A bill that would give an estimated 2 million California renters a $500 tax credit has passed through one legislative committee and is scheduled for another hearing early next week.
Senate Bill 843 was proposed in January as a balm for a population that’s facing both sky-high rental costs and the eventual expiration of pandemic-era moratoriums. California renters––a group that represents some 45 percent of the state’s population and generally has lower incomes than homeowners––were hit disproportionately hard by the economic consequences of the pandemic.
“The California Legislature continues to work on packages to increase housing supply, yet little has been done to provide direct help to renters,” the bill’s author, state Steve Glazer, wrote in comments cited in the Legislature’s bill analysis. “While it will be years before all Californians have access to affordable homes, this bill will help millions of Californians now.”
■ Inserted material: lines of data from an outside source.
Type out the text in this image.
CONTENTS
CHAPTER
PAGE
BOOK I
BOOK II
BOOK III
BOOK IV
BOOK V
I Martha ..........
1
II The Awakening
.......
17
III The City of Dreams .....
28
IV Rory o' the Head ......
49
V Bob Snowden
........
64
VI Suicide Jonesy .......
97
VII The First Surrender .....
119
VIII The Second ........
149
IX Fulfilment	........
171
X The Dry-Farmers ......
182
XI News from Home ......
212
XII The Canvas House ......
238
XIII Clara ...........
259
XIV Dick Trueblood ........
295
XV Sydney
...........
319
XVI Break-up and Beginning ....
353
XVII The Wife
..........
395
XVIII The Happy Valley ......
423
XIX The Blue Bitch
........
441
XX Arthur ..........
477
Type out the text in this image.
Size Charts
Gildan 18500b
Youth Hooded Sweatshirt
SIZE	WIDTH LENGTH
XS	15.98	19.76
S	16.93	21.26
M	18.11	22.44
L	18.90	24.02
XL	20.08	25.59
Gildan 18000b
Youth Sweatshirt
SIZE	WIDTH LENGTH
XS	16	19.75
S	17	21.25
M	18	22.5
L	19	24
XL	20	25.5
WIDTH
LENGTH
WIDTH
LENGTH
Any policy that broadly affects renters also affects the rental market, of course, and a higher refund to low-income renters would also be good news for their landlords. It’s a population that’s also suffered throughout the pandemic––landlords and their advocates have frequently complained that government initiatives, including broad eviction moratoriums, effectively supported tenants at the expense of their landlords.
“Our members have been forced to provide housing services for free for nearly two years, and they’re hurting,” Dan Yukelson, executive director of AAGLA, a prominent L.A.-area landlord group, said earlier this year.
The state does already have a nominal tax credit for low-income renters, which was established in 1972 and only raised once, in 1979. The existing credit is capped at $60 annually for individual renters who earn less than roughly $44,000, or $120 to rental couples who file joint taxes. The existing credit is also nonrefundable — it can reduce a taxpayer’s liability but doesn’t count toward a refund, rendering it inapplicable for many of the renters it was designed to help.
Glazer’s bill would increase the credit to $500 for individual renters and $1,000 for couples and single parents. The income limits of eligible recipients would stay the same, although the credit would also become eligible as a refund and increase annually to adjust for inflation. More than two million Californians would qualify, according to statistics cited by Glazer’s office.
The bill appears to have a good chance at passing: Glazer, a Democrat from the Bay Area, introduced it in January with dozens of co-authors, including state senate minority leader Scott Wilk, of Santa Clarita, and Assemblyman Steven Choi, of Irvine.
The bill unanimously passed through the senate’s Committe on Government and Finance in late March and is set for a hearing in the Committee on Appropriations on Monday.